BB frames import rules for free trade zones
The Bangladesh Bank (BB) has introduced rules for banks to facilitate import into free trade zones (FTZs), aiming to support trade flows by allowing manufacturers to import raw materials and other items and store them for up to 60 months.
Under the framework, authorised dealers (ADs) and offshore banking units (OBUs) of banks will handle FTZ-related transactions in line with foreign exchange regulations, according to a BB circular issued yesterday.
Only three types of entities -- manufacturing factories, authorised traders, and logistics companies -- will be allowed to import into FTZs.
The development comes roughly a month after the Cabinet Committee on Economic Affairs approved the establishment of FTZs near the Matarbari deep-sea port in Cox’s Bazar and in Anwara, near Chattogram port, as part of a transformative trade strategy aimed at slashing export lead times, attracting foreign suppliers, and turning the country into a regional logistics hub.
Development of the Anwara zone is expected to begin this year. The Matarbari FTZ is slated for development during 2030-2033, alongside the expansion of the deep-sea port, officials said earlier.
A senior BB official said the central bank had prepared the framework in line with the recommendation of a committee formed by the Bangladesh Investment Development Authority and headed by its Executive Chairman, Ashik Chowdhury.
“We have issued the framework so that transactions can take place after the FTZs become operational,” he said. “The FTZ framework is expected to facilitate trade flows.”
In its circular, the BB specified that imports for storage, warehousing, or distribution may be conducted on a consignment basis.
In such cases, the title to the goods remains with the foreign supplier until the items are either used in production or sold to end buyers. Banks will not treat such goods as inventory or assume exposure until ownership is transferred.
The BB said purchases by domestic buyers will be treated as imports, while sales by FTZ enterprises will be treated as exports for sellers and imports for buyers, requiring compliance with export and import procedures.
“All payments shall be settled in freely convertible foreign currencies,” the BB said.
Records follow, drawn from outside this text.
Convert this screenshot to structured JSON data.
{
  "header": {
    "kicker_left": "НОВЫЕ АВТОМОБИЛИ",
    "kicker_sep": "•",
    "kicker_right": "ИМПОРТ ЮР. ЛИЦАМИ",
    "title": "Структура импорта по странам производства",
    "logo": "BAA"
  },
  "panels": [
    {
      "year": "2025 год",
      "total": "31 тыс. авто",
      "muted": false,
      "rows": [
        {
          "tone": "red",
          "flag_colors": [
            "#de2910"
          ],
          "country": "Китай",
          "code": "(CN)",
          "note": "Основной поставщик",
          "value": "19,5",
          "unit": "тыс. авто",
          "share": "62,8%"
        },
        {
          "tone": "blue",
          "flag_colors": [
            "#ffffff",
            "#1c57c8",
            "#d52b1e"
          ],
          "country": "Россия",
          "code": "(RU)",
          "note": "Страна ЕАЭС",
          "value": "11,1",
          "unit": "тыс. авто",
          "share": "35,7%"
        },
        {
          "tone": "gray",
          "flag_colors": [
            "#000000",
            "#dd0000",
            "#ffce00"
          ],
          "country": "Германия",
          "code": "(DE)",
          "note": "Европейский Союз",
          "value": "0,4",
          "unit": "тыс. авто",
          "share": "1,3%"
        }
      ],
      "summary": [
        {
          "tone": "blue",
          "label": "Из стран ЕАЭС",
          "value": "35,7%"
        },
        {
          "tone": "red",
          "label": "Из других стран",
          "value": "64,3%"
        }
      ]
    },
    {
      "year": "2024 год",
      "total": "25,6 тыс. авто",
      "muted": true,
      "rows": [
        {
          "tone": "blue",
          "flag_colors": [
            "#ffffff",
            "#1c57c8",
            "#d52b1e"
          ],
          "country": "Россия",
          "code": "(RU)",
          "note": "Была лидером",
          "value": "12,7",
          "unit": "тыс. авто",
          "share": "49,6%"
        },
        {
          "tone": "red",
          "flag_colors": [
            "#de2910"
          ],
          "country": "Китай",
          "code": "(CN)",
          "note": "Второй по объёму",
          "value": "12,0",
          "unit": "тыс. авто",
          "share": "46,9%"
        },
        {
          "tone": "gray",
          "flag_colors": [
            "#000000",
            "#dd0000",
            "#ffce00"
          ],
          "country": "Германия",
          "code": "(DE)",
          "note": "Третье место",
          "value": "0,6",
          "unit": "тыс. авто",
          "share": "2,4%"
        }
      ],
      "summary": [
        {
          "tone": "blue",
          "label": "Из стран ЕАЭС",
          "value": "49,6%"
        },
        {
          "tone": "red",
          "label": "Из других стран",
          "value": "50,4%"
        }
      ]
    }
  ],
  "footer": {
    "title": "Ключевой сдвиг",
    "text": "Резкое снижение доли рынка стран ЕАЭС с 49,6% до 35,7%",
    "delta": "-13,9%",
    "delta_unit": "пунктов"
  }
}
According to the BB, goods under consignment may remain in FTZs for 48 to 60 months, while usance imports, including buyer’s and supplier’s credit, are capped at 270 days, meaning importers must complete payment within that period.
To ensure financial stability, the BB directed banks to undertake rigorous due diligence on FTZ clients. This includes verifying ownership structures, assessing contractual arrangements with foreign suppliers, and evaluating production and sales cycles.
Admissible financing must be supported by appropriate documentation and be strictly aligned with the underlying transactions, according to the BB.